Furthermore, TAM-associated genes were enriched in the tumor area of microvascular proliferation [27]. The main cytokines of TAMs in promoting the proliferation and angiogenesis of tumor [56] were suppressed by HOE642 treatment. Importantly, all cytokines were decreased in resident microglia TAMs in the HOE642-treated tumors. Our findings suggest that inhibition of NHE1 with HOE642 reduces tumor progression and angiogenesis by decreasing the TAMs and associated cytokines, especially resident microglia TAMs.

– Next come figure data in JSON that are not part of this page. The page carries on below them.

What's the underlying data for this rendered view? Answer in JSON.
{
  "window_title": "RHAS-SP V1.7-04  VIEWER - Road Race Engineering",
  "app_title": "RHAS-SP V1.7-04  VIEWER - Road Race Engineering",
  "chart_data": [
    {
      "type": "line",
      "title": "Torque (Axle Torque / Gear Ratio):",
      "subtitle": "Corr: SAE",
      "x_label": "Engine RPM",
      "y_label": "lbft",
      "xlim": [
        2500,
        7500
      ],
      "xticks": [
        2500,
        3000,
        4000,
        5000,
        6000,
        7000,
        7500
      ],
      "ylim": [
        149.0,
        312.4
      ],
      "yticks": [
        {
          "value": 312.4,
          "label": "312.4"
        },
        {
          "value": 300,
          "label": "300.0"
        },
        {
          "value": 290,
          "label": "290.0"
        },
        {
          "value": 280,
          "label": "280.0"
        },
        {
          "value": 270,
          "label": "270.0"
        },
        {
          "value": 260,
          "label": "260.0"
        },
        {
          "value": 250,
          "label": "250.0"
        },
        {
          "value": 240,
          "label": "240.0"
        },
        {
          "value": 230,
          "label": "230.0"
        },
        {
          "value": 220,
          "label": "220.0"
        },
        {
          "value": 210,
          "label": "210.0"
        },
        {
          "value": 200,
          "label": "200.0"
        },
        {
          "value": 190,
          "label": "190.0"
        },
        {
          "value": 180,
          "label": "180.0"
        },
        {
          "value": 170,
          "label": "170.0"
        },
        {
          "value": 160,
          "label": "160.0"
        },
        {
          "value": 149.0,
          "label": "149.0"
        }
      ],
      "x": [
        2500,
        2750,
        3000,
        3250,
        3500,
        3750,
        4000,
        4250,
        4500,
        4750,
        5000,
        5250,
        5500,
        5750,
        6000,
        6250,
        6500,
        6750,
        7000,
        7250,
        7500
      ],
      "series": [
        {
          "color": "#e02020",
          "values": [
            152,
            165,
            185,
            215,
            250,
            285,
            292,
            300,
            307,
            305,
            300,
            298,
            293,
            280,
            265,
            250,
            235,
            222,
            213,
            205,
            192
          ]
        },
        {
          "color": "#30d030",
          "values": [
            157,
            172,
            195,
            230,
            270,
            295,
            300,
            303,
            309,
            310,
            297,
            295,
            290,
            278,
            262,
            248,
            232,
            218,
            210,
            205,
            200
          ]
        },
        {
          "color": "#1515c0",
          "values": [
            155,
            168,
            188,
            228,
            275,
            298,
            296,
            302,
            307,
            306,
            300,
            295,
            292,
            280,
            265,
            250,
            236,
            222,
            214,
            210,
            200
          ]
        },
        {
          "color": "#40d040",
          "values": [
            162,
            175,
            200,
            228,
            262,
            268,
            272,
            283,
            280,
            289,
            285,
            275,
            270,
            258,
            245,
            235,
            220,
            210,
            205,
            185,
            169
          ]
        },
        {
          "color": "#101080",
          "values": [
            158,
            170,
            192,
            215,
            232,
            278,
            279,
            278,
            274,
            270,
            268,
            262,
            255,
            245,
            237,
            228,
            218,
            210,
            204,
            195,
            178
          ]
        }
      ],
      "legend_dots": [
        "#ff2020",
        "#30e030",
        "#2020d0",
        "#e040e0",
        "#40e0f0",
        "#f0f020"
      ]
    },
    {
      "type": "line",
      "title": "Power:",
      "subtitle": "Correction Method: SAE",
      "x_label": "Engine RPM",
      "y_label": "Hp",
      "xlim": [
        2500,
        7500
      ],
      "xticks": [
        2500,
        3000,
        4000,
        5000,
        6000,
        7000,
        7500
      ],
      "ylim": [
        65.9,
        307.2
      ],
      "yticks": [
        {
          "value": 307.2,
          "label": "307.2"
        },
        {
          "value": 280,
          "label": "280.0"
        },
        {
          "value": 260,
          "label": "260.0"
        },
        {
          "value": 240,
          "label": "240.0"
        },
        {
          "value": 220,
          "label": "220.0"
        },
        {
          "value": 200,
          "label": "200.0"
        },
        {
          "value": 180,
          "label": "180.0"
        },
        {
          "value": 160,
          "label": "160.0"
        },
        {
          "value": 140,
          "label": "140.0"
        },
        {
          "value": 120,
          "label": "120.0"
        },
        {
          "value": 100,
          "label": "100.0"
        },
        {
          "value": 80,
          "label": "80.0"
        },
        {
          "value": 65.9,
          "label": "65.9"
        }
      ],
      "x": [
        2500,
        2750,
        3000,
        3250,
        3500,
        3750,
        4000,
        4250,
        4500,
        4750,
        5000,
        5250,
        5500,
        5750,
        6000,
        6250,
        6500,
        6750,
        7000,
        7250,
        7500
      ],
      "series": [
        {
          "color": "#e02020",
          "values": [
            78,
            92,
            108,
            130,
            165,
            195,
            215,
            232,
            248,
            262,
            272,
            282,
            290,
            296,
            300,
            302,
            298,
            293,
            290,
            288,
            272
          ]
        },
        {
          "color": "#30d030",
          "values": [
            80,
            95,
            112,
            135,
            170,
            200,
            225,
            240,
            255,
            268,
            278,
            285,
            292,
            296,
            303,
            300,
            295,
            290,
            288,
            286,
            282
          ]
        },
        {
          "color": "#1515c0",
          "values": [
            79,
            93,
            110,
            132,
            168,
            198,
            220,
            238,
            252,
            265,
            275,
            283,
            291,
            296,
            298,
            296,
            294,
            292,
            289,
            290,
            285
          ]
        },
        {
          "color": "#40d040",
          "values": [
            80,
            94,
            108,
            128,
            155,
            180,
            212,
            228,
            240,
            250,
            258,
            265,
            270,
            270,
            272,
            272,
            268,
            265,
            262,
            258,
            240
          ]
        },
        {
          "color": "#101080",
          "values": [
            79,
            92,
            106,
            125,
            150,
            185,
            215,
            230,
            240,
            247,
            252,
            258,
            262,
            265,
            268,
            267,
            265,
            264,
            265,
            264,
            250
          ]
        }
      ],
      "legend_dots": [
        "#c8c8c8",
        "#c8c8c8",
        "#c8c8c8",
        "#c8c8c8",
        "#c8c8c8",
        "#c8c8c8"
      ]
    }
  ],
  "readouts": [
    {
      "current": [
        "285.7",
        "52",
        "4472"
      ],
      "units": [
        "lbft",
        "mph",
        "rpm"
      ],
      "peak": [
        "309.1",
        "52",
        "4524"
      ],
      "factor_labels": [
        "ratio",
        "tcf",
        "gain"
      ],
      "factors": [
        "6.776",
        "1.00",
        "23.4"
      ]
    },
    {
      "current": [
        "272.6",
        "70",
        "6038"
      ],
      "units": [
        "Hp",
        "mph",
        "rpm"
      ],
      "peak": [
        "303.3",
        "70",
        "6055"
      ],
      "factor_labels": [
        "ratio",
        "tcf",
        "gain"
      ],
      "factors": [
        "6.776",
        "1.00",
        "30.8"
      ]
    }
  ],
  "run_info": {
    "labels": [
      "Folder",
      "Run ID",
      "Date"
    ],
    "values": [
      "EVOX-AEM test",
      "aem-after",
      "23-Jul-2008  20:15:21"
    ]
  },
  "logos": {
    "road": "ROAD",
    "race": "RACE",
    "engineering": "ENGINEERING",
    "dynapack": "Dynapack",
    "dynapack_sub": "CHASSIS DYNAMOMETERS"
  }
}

This conclusion is consistent with a report by Brandenburg S et al. [57] that resident microglia TAMs play a critical role in regulation of vascular homeostasis and promotion of angiogenesis.

Hypoxia creates a functionally immunosuppressive microenvironment by accumulating M2 macrophage and stimulating Treg cell functions [51]. Hypoxic condition promotes expression of immune checkpoint molecules, as such PD-L1 and CTLA-4 [51]. With GSEA, we detected differential immune phenotypes in gliomas with low or high SLC9A1 mRNA expression. In addition, increased SLC9A1 mRNA expression is negatively correlated with the infiltration of CD8 T cells (from both human and mouse glioma data). These findings suggest for an involvement of NHE1 protein in the immunosuppressive tumor microenvironment. Treg cells and MDSCs, two vital factors in the immunosuppression of tumor, were reduced in the HOE642-treated tumors, in contrast, cytotoxic T cells were increased in the HOE642-treated tumors, but expression of PD-1 was also increased in T cells. Interestingly, the combination therapy with HOE642 and anti-PD1 significantly extended the survival of glioma-bearing mice, with 30% of GL26 glioma mice survived during the observation period. HOE642 + anti-PD-1 combination therapy reduced the CD4⁺ Treg cell counts while increased tumor infiltration of CD4⁺IFNγ⁺ T cells and CD8⁺ IFNγ⁺ T cells in GL26 tumors. These data further suggest that combining anti-PD-1 blockade with NHE1 protein inhibition increases anti-tumor immunity in glioma.

The poor responses to anti-PD-1 monotherapy is likely due to a low dose (only three treatments, vs routinely eight treatments [58]). We intentionally chose this low dose protocol which allowed us to investigate efficacy of the combinational therapy. However, the survival outcome in the SB28 glioma-bearing mice is worse than GL26 tumors and several factors could play a role, including the weak immunogenicity of SB28 tumors and deficiency of the expressing xenogeneic epitopes, such as CD40 [28]. Additional studies are needed to further optimize treatment duration of HOE642, considering its short half-life (HOE642 ~3.5 h in human serum [59, 60]), and doses of anti-PD1 antibody to reduce immunosuppressive microenvironment of tumor and enhance the anti-PD1 tumor immunity.